Sunday worshippers came under fire from guns and grenades in the north-eastern city of Garissa in attacks that resembled those used by the Nigerian Islamic militant group Boko Haram.
There were no immediate claims of responsibility for the killings, but Somali fighters from the al-Shabaab group have been blamed for a series of grenade attacks since Kenya sent troops into Somalia last October. Garissa, in Kenya's remote Northeastern Province, has been used as a base for operations against Somali Islamists.
A provincial administrator, James Ole Sereni, said: "The people who did this want to start a war between Christians and Muslims. This is the work of terrorists who want to divide Kenya's Christians and Muslims."
Most of the deaths came at the African Inland Church, a small wooden building in the town about 140 miles from the border. The mid-morning service was under way when masked men shot dead the police guards outside. The attackers then took the officers' weapons, went inside and opened fire on the congregation while other militants waited outside to target people trying to escape, police said. At least one grenade was thrown.
David Mwange, a churchgoer, told the Associated Press news agency: "We were deep in prayers preparing to give our offerings.
"We first had a loud bang from outside which we mistook to be coming from the rooftops. We then heard gunshots which made us to lie down. Within no time we had gunshots all over. Everybody was shouting and wailing in pain."
When reporters reached the scene they found overturned wooden benches littering the church and the body of a girl in a blue dress lying outside. Fifteen people were killed and 40 more injured, according to initial police estimates. Witnesses reported seeing either three or four gunmen in dark blue outfits and masks who fled on foot after the attack. In a simultaneous assault, grenades were thrown into the congregation at Garissa's Catholic Church, injuring at least three people.
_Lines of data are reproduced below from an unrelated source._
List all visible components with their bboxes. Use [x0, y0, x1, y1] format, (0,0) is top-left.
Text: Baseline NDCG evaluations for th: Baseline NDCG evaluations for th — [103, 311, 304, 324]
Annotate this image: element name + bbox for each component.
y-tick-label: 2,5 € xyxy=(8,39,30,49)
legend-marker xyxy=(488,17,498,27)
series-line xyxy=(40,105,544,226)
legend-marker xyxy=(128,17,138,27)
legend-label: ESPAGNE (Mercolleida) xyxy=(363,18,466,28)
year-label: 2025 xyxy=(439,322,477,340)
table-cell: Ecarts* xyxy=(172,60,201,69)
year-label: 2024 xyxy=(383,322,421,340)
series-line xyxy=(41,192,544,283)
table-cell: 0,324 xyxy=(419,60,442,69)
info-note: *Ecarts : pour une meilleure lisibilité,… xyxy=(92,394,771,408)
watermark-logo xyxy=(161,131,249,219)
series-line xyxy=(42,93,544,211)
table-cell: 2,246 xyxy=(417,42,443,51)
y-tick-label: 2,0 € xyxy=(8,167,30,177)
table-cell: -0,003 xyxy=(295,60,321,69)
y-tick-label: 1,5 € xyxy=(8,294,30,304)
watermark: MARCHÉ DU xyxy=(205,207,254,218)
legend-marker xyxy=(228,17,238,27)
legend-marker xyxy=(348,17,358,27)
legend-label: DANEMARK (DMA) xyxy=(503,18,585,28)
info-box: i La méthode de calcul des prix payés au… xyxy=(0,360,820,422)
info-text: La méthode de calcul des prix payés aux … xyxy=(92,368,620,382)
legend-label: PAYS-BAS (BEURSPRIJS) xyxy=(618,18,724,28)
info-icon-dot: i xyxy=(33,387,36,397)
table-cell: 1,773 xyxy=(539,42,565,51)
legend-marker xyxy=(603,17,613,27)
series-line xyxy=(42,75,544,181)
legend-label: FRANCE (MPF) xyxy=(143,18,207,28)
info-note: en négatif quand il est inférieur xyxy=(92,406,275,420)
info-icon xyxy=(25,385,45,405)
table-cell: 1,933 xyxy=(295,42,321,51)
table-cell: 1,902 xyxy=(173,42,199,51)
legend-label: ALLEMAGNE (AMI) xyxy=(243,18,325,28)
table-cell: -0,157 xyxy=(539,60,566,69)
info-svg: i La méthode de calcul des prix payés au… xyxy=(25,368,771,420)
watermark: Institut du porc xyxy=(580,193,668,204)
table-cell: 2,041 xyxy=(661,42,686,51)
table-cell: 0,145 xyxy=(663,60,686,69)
The killings came two days after four international aid workers were kidnapped by gunmen in the nearby refugee complex at Dadaab, home to half a million Somalis who have fled war and famine at home. It is believed the Norwegian Refugee Council staff are being held for ransom inside Somalia.
The vast majority of the community in Garissa is ethnic Somali and Muslim. Most of the churchgoers are likely to have been government workers and their families, or contractors attached to the army garrison in the town. Community leaders were braced for reprisals last night.
The Kenyan defence forces – ill-prepared to fight counter-insurgency – have in many cases turned on their own population. Human rights groups and an investigation by The Independent confirmed that Kenyan police and army have launched revenge assaults on ethnic Somalis in response to previous terror attacks.